- Nurse Adams, aka Miss Pinkerton: Here's a dollar, keep the change.
- Taxi Driver: There is no change.
- Nurse Adams, aka Miss Pinkerton: Then we're even.
- Nurse Adams, aka Miss Pinkerton: So this is romance. Three pair of tonsils and a breakaway kidney all in one day.
- First Nurse: Oh, I'm busy too, Adams. I think I'm losing my mind.
- Nurse Adams, aka Miss Pinkerton: Probably gone away some place with mine.

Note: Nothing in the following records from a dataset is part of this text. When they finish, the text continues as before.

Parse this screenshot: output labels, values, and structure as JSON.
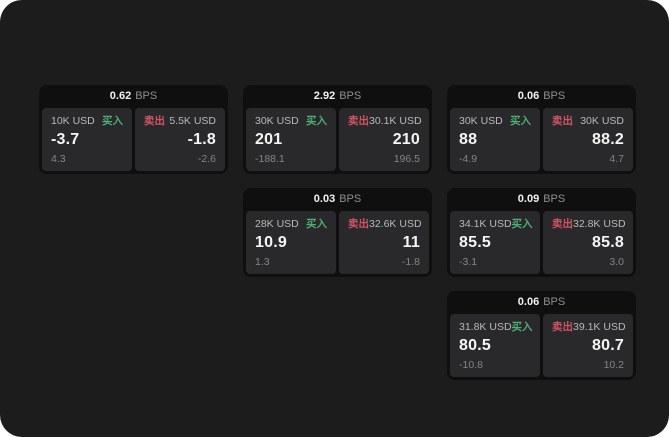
{
  "page": {
    "background_outside": "#ffffff",
    "background": "#1c1c1d",
    "card_background": "#0f0f10",
    "panel_background": "#29292b",
    "buy_color": "#4caf73",
    "sell_color": "#d05463"
  },
  "labels": {
    "bps_unit": "BPS",
    "buy": "买入",
    "sell": "卖出"
  },
  "cards": [
    {
      "bps": "0.62",
      "buy": {
        "amount": "10K USD",
        "price": "-3.7",
        "secondary": "4.3"
      },
      "sell": {
        "amount": "5.5K USD",
        "price": "-1.8",
        "secondary": "-2.6"
      }
    },
    {
      "bps": "2.92",
      "buy": {
        "amount": "30K USD",
        "price": "201",
        "secondary": "-188.1"
      },
      "sell": {
        "amount": "30.1K USD",
        "price": "210",
        "secondary": "196.5"
      }
    },
    {
      "bps": "0.06",
      "buy": {
        "amount": "30K USD",
        "price": "88",
        "secondary": "-4.9"
      },
      "sell": {
        "amount": "30K USD",
        "price": "88.2",
        "secondary": "4.7"
      }
    },
    {
      "bps": "0.03",
      "buy": {
        "amount": "28K USD",
        "price": "10.9",
        "secondary": "1.3"
      },
      "sell": {
        "amount": "32.6K USD",
        "price": "11",
        "secondary": "-1.8"
      }
    },
    {
      "bps": "0.09",
      "buy": {
        "amount": "34.1K USD",
        "price": "85.5",
        "secondary": "-3.1"
      },
      "sell": {
        "amount": "32.8K USD",
        "price": "85.8",
        "secondary": "3.0"
      }
    },
    {
      "bps": "0.06",
      "buy": {
        "amount": "31.8K USD",
        "price": "80.5",
        "secondary": "-10.8"
      },
      "sell": {
        "amount": "39.1K USD",
        "price": "80.7",
        "secondary": "10.2"
      }
    }
  ]
}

- First Nurse: Got a date for tonight?
- Nurse Adams, aka Miss Pinkerton: Oh, no such luck. I smell so of Chloroform no one but a guy with a gas mask would make a pass at me.
- Nurse Adams, aka Miss Pinkerton: Oh, I'm tired and I'm bored! I think I'll donate my pink and white body to science and commit suicide.

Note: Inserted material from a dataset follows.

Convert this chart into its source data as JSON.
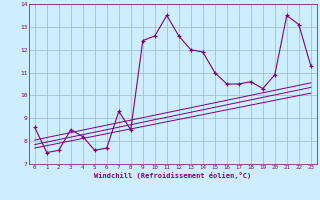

- Nurse Adams, aka Miss Pinkerton: What's my rank?
- Police Inspector Patten: What?
- Nurse Adams, aka Miss Pinkerton: My rank? My title? If I'm gonna be with the police force, what am I? A female copper or disinfected stool pigeon?
- Police Inspector Patten: Well, let's see. You're a Pinkerton. That's it! Miss Pinkerton of Scotland Yard.
- Nurse Adams, aka Miss Pinkerton: Oh, that's swell!
- Nurse Adams, aka Miss Pinkerton: You're a great detective. I sometimes wonder how far you'd get if all these wicked criminals didn't go around catching themselves.
- Nurse Adams, aka Miss Pinkerton: Wrong again, Sherlock Holmes. That boy did not kill Wynn!
- Police Inspector Patten: Just like a woman. You mustn't let those good looking eyes and that calm, innocent babyface fool ya.
- Nurse Adams, aka Miss Pinkerton: When I want to be fooled by someone, I'll put myself in your shoes.